A warm welcome to my writing buddy, Helen Venn, and the silvery, elfish Seri. Helen has taken a different, up close, tack in introducing her favourite character, by taking us into her own process of ‘love at first meeting’….on a beach, far, far away…here is Seri…
Seri is a main character from my as yet unfinished fantasy novel set in the mid 21 century.
We first met (as I do with so many of my characters) when I was doing a writing marathon with Karrinyup Writers Club. This is an awesome group (and I use awesome deliberately because they do inspire awe in me) of writers, ranging from multi-published to rank beginners, who have supported and inspired me for many years. Writing marathons with timed segments are a popular way for us to jump start new writing. I still have the fragments of where Seri first appeared to me, although I’m sparing you by mostly summarising here.
Before I go any further, perhaps I should say what happened here was fairly typical of how a story comes to me. It can come over hours, days or weeks but usually a scene forms around a simple image of a place or a person and, while the background or story slowly builds with more and more detail, the character is there, whole and clear in my mind from very early on. I know what they look like and their life history – relationships, interests, the good and bad about them. What comes next though is often a mystery. I generally have an idea of two or three major events and the ending but as to how they get there … that is the story she or he is about to live through with me after all.
But back to Seri. We were writing from trigger sentences and, although I now have no idea of what the actual trigger was, I found myself describing a scene where a group of men were carrying someone from the sea. It was a sandy beach with long, rolling surf and the men were tall and muscular – and somehow not quite human. Running towards them across the sand was Seri. Tall, slender with short silver gilt hair, she was obviously young and female. The five minute timer jarred into my thoughts and I had to stop writing but I couldn’t let go of her.
Another trigger sentence and, with no plan at all, I found she was a healer and a three hundred year old Fae. She had the man set down on the sand.The rescuers, who I now realised were also Fae, gathered around while Seri knelt beside him only to look up in shock. He was human. The timer went off.

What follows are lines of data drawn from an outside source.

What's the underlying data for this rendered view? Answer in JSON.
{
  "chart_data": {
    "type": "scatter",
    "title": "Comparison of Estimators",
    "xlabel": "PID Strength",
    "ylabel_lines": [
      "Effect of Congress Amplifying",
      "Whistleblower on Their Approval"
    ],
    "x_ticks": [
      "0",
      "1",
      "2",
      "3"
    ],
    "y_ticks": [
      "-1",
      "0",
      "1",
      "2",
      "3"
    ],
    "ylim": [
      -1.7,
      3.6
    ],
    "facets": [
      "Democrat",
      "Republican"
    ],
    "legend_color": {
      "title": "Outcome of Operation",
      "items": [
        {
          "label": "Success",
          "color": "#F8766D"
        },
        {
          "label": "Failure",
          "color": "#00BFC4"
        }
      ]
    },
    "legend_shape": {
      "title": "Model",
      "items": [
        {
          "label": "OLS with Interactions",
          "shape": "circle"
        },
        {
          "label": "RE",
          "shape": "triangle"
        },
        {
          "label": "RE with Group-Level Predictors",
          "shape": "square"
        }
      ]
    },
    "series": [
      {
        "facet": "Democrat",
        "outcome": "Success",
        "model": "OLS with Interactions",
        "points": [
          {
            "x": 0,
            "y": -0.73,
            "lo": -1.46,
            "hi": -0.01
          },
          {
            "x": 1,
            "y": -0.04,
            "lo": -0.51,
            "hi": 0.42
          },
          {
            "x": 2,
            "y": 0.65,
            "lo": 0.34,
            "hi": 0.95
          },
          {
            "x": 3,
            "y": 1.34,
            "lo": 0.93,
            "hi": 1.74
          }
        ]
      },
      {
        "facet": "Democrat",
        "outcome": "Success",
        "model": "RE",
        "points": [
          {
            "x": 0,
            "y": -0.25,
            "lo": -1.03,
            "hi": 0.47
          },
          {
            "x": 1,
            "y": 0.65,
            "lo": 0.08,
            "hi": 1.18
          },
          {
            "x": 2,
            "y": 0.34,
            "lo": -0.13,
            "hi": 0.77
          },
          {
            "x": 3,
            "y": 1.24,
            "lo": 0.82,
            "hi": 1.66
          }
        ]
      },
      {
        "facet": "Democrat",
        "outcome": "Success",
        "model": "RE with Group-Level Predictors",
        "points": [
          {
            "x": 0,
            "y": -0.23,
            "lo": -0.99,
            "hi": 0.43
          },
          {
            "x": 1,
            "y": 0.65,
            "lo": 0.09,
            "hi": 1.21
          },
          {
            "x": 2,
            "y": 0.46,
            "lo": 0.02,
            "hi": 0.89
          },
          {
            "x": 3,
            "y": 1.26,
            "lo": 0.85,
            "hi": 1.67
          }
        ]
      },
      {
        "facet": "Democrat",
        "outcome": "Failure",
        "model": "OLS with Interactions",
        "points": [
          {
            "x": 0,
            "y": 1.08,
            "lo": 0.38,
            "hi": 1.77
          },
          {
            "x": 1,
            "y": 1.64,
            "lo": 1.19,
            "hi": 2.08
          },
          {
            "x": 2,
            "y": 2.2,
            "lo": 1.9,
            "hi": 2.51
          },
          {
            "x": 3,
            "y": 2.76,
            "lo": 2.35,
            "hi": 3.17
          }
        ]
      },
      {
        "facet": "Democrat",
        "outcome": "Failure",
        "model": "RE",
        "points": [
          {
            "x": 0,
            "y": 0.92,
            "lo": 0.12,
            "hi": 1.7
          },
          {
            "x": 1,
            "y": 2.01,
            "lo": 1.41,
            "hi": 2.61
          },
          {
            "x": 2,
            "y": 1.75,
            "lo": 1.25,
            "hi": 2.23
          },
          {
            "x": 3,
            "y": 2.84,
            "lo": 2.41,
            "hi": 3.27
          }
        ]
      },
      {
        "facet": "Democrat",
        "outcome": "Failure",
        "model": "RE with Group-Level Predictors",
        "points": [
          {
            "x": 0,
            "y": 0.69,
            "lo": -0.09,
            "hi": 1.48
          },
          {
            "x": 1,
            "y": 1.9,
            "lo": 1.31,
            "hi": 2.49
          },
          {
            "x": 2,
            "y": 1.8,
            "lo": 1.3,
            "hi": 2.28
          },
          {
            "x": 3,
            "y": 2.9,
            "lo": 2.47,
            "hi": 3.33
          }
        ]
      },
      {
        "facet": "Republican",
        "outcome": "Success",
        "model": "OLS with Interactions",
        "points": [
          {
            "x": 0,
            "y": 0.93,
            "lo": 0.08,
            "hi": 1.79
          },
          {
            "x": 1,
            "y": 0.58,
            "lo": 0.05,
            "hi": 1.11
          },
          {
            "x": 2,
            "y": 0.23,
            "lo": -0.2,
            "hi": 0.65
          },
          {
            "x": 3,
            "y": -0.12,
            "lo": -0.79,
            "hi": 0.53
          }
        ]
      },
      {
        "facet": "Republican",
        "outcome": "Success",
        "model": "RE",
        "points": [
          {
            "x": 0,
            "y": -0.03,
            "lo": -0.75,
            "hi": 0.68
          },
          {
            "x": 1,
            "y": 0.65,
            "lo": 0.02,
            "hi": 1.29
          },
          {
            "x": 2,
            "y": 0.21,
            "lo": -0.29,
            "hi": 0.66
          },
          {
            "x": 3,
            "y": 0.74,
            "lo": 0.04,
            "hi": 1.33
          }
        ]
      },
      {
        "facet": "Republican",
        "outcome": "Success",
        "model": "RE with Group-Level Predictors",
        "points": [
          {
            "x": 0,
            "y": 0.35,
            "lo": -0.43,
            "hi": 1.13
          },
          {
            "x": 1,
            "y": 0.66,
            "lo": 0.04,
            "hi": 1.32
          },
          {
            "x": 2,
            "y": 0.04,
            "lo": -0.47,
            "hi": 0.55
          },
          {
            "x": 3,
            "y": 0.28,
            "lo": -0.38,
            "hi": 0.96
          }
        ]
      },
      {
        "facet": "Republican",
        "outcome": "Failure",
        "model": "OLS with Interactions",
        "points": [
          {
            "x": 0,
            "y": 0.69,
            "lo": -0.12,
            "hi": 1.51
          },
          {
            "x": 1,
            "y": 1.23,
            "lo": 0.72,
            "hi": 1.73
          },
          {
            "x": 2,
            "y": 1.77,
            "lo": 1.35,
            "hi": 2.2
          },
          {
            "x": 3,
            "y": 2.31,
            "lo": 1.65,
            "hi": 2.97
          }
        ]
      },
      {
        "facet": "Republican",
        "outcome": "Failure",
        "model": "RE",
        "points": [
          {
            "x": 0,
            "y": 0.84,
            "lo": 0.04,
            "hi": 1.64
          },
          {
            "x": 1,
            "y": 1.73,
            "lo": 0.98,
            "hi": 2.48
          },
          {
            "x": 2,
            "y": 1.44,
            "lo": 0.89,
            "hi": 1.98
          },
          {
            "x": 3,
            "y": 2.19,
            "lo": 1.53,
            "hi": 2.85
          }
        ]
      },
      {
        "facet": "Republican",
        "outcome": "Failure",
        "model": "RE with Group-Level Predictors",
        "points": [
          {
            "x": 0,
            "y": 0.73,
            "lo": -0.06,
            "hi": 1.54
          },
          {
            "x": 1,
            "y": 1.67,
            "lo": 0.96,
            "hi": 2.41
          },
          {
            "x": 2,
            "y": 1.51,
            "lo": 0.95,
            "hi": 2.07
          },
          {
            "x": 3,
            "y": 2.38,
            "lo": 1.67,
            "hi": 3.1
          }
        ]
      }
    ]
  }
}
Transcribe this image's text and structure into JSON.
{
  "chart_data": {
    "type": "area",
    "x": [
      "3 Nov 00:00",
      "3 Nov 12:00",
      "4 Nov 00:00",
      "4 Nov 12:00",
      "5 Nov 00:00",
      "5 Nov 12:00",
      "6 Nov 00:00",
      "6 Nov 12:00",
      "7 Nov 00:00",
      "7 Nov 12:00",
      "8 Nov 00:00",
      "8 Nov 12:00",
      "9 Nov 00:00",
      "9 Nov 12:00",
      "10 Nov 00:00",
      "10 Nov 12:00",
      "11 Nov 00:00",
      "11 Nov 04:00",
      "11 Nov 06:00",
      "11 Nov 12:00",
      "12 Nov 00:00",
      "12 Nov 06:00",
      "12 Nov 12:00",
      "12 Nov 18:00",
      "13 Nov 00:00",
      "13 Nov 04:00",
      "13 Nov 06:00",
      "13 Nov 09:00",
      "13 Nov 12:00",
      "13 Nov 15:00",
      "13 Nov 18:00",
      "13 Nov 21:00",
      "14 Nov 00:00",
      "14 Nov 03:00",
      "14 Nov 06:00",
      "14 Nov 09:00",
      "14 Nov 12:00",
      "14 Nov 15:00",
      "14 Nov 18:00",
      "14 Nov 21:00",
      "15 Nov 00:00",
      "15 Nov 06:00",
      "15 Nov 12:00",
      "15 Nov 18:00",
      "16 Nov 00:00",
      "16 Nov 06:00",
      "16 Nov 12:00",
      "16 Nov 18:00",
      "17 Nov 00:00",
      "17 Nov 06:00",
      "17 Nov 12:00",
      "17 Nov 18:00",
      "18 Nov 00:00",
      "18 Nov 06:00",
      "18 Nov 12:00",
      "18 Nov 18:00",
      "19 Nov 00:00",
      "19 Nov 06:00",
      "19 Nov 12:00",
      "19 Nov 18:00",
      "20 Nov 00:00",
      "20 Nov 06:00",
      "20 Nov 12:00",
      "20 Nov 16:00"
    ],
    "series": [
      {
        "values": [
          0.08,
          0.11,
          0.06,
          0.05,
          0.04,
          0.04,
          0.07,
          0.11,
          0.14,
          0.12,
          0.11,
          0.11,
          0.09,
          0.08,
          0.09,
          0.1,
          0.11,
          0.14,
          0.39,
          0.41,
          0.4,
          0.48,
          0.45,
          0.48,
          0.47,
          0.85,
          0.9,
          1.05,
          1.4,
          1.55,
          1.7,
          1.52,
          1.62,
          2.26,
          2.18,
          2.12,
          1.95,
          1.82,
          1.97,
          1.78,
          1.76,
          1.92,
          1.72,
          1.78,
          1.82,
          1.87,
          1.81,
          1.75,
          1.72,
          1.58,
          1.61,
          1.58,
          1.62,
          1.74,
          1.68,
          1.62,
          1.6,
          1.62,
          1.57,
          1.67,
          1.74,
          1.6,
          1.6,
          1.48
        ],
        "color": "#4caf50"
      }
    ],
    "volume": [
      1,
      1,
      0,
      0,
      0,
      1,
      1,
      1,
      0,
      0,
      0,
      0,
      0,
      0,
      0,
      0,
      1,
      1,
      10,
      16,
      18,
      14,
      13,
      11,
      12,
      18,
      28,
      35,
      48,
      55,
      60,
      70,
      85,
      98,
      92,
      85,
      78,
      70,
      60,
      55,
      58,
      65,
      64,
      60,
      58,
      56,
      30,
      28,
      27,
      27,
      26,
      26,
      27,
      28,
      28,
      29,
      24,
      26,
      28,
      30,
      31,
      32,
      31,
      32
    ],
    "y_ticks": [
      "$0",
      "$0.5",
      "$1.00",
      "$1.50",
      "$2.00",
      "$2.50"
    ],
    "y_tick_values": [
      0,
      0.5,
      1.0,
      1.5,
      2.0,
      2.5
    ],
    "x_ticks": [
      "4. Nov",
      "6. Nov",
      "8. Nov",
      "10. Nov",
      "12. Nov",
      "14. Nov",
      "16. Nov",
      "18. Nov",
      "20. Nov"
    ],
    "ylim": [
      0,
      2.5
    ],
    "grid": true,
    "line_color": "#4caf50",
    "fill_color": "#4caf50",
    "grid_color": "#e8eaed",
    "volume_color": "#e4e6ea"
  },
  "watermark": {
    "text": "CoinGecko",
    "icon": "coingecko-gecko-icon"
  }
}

A new trigger – ten minutes to write this time – and an older male Fae carrying a staff hurried across the sand to where Seri was working on the the victim. He slammed his staff into the ground in front of her. She jumped, looked up, then ignored him, going back to her work. The man stirred, coughed. Seri spoke softly to him. The older man dragged her to her feet.
“You fool!” he shouted. “Don’t you realise he’s human? He shouldn’t be here. He shouldn’t be able to pass the barrier.” He jerked his head at the prone figure. “Take him out beyond the reef and throw him back.”
The rescuers hesitated and Seri swung around and glared at the older male. “You call yourself a healer? You should be ashamed of yourself,” she said. She pointed to the man. “Take him to the Healers’ House. He is in my care.”
The timer went off again and the marathon was over. I didn’t care. I knew all I needed to continue the story. Seri was young, intelligent, impetuous and caring – and, most importantly, willing to stand up for what she thought was right. There was obviously a mystery too and things were not all sweet and light in the land of the Fae. I had the beginning of a story.
Helen, thanks so much for joining us at the Column today, and giving us a ‘taste of things to come’ for the vibrant, strong-willed Seri and her world. The vividness of that first spark you’ve shown us is bright and clear, and I look forward to reading Seri’s full story.
Helen Venn began writing literary short stories and poems. Now, no matter how hard she tries, she seems to end up with speculative fiction. Published in several anthologies, she has placed in various competitions (including being a finalist in one Quarter of Writers of the Future). In her spare time she is an occasional reviewer, originally for the now defunct Specusphere and now on her blog. She attended Clarion South in 2007 and was an Emerging Writer in Residence at Tom Collins House Writers’ Centre in 2009. She is currently working on the second novel of a trilogy. She lives with her husband, dog and cat in Western Australia.